The import step seems simple enough.
On every scrape, I could run something like
dolt table import products.json and dolt commit.
Then to read the database, I think I could use their Wasm build in the browser.
Reading the latest catalog state would be a simple SELECT * from products.
To read historical data, I would query auto-generated tables like dolt_diff_products or dolt_history_products.
Dolt has a nice diff viewer (demo, source?) that seems to be using this React component.
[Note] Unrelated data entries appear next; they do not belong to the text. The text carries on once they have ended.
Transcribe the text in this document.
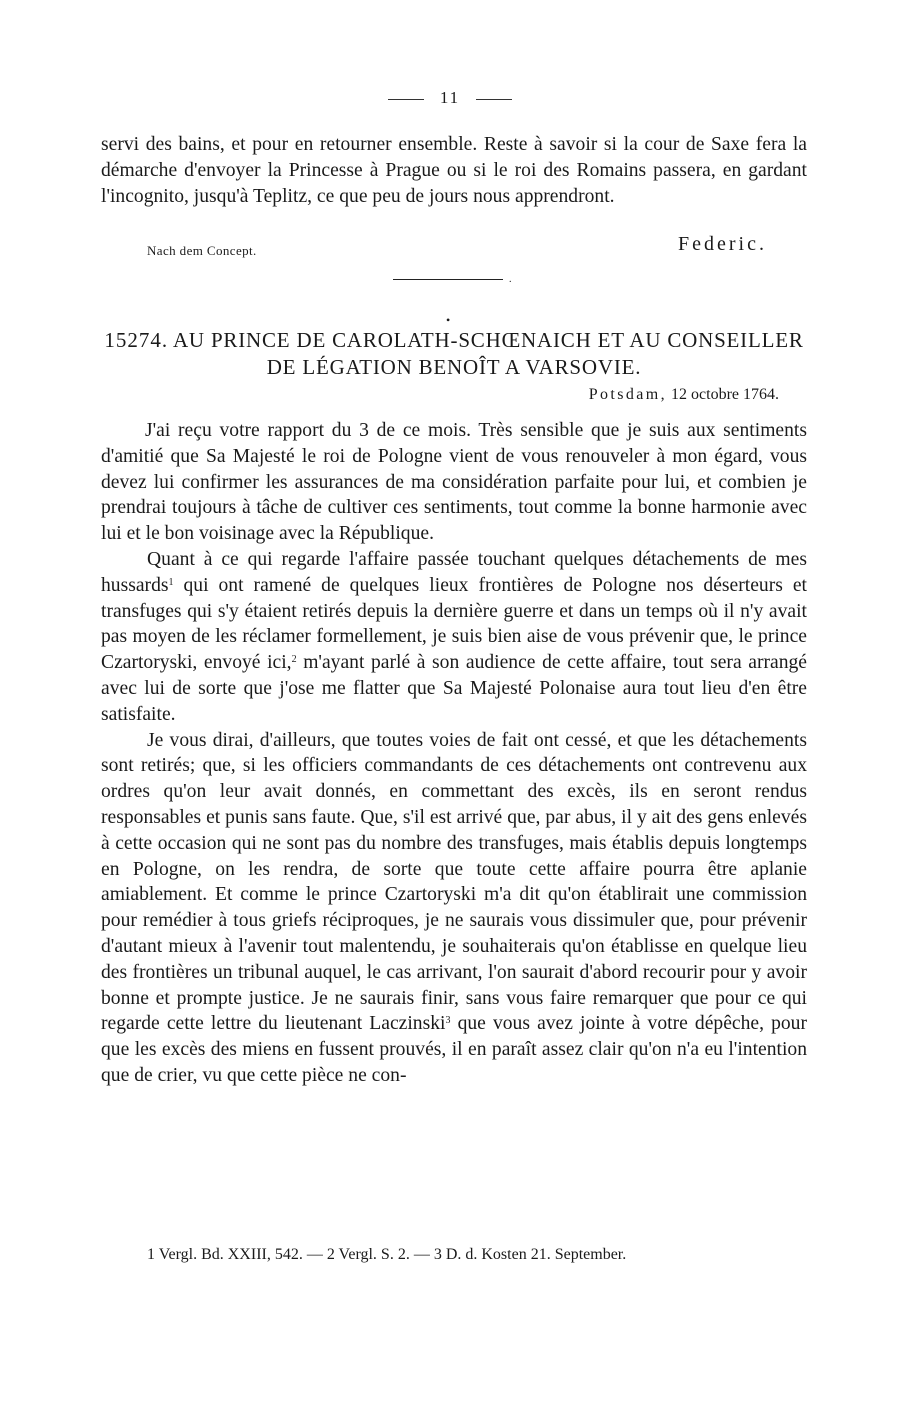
11

servi des bains, et pour en retourner ensemble. Reste à savoir si la cour de Saxe fera la démarche d'envoyer la Princesse à Prague ou si le roi des Romains passera, en gardant l'incognito, jusqu'à Teplitz, ce que peu de jours nous apprendront.

Nach dem Concept.	Federic.
.
•
15274. AU PRINCE DE CAROLATH-SCHŒNAICH ET AU CONSEILLER DE LÉGATION BENOÎT A VARSOVIE.
Potsdam, 12 octobre 1764.

J'ai reçu votre rapport du 3 de ce mois. Très sensible que je suis aux sentiments d'amitié que Sa Majesté le roi de Pologne vient de vous renouveler à mon égard, vous devez lui confirmer les assurances de ma considération parfaite pour lui, et combien je prendrai toujours à tâche de cultiver ces sentiments, tout comme la bonne harmonie avec lui et le bon voisinage avec la République.

Quant à ce qui regarde l'affaire passée touchant quelques détachements de mes hussards$^1$ qui ont ramené de quelques lieux frontières de Pologne nos déserteurs et transfuges qui s'y étaient retirés depuis la dernière guerre et dans un temps où il n'y avait pas moyen de les réclamer formellement, je suis bien aise de vous prévenir que, le prince Czartoryski, envoyé ici,$^2$ m'ayant parlé à son audience de cette affaire, tout sera arrangé avec lui de sorte que j'ose me flatter que Sa Majesté Polonaise aura tout lieu d'en être satisfaite.

Je vous dirai, d'ailleurs, que toutes voies de fait ont cessé, et que les détachements sont retirés; que, si les officiers commandants de ces détachements ont contrevenu aux ordres qu'on leur avait donnés, en commettant des excès, ils en seront rendus responsables et punis sans faute. Que, s'il est arrivé que, par abus, il y ait des gens enlevés à cette occasion qui ne sont pas du nombre des transfuges, mais établis depuis longtemps en Pologne, on les rendra, de sorte que toute cette affaire pourra être aplanie amiablement. Et comme le prince Czartoryski m'a dit qu'on établirait une commission pour remédier à tous griefs réciproques, je ne saurais vous dissimuler que, pour prévenir d'autant mieux à l'avenir tout malentendu, je souhaiterais qu'on établisse en quelque lieu des frontières un tribunal auquel, le cas arrivant, l'on saurait d'abord recourir pour y avoir bonne et prompte justice. Je ne saurais finir, sans vous faire remarquer que pour ce qui regarde cette lettre du lieutenant Laczinski$^3$ que vous avez jointe à votre dépêche, pour que les excès des miens en fussent prouvés, il en paraît assez clair qu'on n'a eu l'intention que de crier, vu que cette pièce ne con-

1 Vergl. Bd. XXIII, 542. — 2 Vergl. S. 2. — 3 D. d. Kosten 21. September.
Maybe those components will be easy to put on my own page.
Like any new tech, Dolt is likely to have breaking changes and missing documentation. I'm not sure if the pros outweigh the cons of using un-boring technology.
I need to build a demo to confirm all my assumptions.
3) DUCKDB
Instead of bolting on extra database history tooling, I can design a "vanilla" SQL table upfront to support historical data.
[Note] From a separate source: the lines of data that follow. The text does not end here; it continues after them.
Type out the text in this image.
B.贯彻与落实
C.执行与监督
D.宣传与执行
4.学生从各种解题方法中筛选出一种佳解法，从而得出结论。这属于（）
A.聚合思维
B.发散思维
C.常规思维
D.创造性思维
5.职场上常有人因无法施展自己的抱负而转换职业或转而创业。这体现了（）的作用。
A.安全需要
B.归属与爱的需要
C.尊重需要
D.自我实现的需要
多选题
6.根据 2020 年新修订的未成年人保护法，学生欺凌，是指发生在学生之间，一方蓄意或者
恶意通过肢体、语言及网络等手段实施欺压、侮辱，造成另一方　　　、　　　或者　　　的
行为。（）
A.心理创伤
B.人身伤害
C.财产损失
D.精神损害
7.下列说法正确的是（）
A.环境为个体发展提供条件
I could make an append-only table product_histories where each record represents the state of a product at the point in time when it was inserted or updated.
I found this example from Stack Overflow:
{
sku: ABC-123
name: new name
...
version: 2
timestamp
},
{
sku: ABC-123
name: old name
...
version: 1
timestamp
},
{
sku: XYZ-987
name: something
...
version: 1
timestamp
},
Which seems pretty much the same as historized attributes, now storing intervals instead of points in time:
sku name description ... valid_from valid_to
Apparently this is a type of "slowly changing dimension". The Dolt guy explains it better.
I'm not sure how queries would look. I know that to make queries easier, I should have one table for current catalog state and another table for historical data.
But I have no intuition for anything else.
Frankly, this is my first time working with SQL beyond a trivial SELECT FROM WHERE.
I have lots of research and prototyping ahead of me.
I'll leave some breadcrumbs of related tools in case they're relevant:
- Postgres has a Wasm build, but the temporal tables extension has not been ported
- JSON patch (RFC 6902) is a diff format
- TerminusDB is a graph database similar to Dolt, but it's very serverful by design with no Wasm build (demo)
- Datomic can do time traveling queries, but it seems too clever for me, and I don't have a Clojure-friendly environment anyways
- Is there a simple way to use Google Sheets for scraping and tracking historical data so I don't have to write so much code?
After I figure out the SQL design, I will still need a way to store, query, and render the data.
DuckDB seems great for storing and querying data. It can convert JSON to the highly efficient Parquet format. It can run queries in the browser using the Wasm build. And I can write a barebones UI on top of everything.
This is all part of a bigger vision to scaffold our legacy CMS with tests, observability, and version control. Some potential future steps:
- scrape our HTML/CSS/JS to finally have a local copy of source code
- then we can grep it, run it locally, run tests, isolate bugs
- and use version control, write commit messages, develop on feature branches
- then we could even roll back both the API and the frontend code to a particular point in time for time-travel debugging
POSTSCRIPTUM a
In hindsight, I feel like this is a lot of overengineered, overeager junior behavior.
Wouldn't obtaining a VPS, or agreeing to deploy to a spare office laptop, be easier than contorting oneself inside public_html?
I guess it depends on who makes the decisions. I am still learning to navigate the non-technical parts of the job.
I also remind myself that these are not load-bearing tools: in a sense, it's all still throwaway code outside of my day-to-day responsibilities, not too painful to dispose or replace if the team wishes.
But there will always be something elegant about whipping up a client-side tool, dropping it in public_html, and sharing a link.